The chief justice’s letter Wednesday focused largely on the nation’s history; this includes an early 19th-century case that established the principle that Congress should not remove judges for contentious decisions.

He also called on the justices to “continue to decide the cases before us in accordance with our oath of office, to grant equal rights to the poor and the rich, and to continue to faithfully and impartially discharge all of our duties under the Constitution and laws of the United States.”

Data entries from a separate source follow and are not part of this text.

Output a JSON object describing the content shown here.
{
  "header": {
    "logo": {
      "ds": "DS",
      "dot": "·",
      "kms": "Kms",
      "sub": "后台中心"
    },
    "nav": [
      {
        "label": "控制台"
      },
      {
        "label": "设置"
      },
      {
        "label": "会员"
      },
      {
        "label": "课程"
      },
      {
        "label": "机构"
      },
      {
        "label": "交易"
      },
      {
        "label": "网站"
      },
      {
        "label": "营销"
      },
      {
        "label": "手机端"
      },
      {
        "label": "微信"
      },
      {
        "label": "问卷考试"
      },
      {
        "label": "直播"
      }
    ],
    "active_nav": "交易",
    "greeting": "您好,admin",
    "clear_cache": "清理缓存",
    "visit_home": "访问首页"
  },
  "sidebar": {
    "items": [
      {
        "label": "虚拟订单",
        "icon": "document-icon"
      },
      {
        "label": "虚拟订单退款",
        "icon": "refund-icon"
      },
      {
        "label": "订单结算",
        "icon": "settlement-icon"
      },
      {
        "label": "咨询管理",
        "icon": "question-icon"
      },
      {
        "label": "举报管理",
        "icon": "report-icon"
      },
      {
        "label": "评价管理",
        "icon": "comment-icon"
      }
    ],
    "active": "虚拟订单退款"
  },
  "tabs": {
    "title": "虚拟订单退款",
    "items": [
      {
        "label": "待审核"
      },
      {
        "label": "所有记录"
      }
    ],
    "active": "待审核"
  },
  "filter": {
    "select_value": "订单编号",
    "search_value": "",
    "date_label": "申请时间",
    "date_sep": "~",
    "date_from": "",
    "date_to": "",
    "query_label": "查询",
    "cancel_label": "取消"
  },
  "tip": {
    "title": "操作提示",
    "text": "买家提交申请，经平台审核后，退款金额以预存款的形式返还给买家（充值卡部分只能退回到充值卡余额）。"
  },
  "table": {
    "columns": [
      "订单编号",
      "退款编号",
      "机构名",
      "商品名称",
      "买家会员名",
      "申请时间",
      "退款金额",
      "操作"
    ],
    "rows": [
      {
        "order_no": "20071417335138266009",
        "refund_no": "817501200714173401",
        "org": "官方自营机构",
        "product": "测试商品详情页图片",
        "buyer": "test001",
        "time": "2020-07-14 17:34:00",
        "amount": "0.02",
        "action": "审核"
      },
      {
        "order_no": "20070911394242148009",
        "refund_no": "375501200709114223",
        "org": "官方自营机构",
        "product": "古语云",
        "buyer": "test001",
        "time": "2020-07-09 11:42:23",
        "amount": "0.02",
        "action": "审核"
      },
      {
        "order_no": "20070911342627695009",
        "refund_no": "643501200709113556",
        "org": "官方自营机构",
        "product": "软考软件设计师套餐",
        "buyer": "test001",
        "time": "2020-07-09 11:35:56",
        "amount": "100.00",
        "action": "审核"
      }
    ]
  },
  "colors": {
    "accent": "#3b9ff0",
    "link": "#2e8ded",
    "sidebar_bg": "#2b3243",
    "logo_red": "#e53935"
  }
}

While the Trump administration faces backlash in lower courts, it has enjoyed a winning streak of nearly two dozen in the Supreme Court’s emergency brief. The court’s conservative majority has allowed Trump to move forward for now on banning transgender people from the military, rolling back billions of dollars in congressionally approved federal spending, acting aggressively on immigration and removing Senate-confirmed leaders of independent federal agencies.
The court also handed Trump several defeats last year, including over his effort to deploy the National Guard to U.S. cities. Other major issues awaiting the high court in 2026 include Trump’s effort to end birthright citizenship and a decision on whether he can unilaterally impose tariffs on hundreds of countries.

Roberts’ letter made little reference to these issues. The book opened with a history of the seminal 1776 pamphlet “Common Sense” written by Thomas Paine, “a recent immigrant to Britain’s North American colonies,” and ended with Coolidge’s exhortation to “find solace” in the Constitution and the Declaration of Independence “amidst all the confusion of partisan politics.”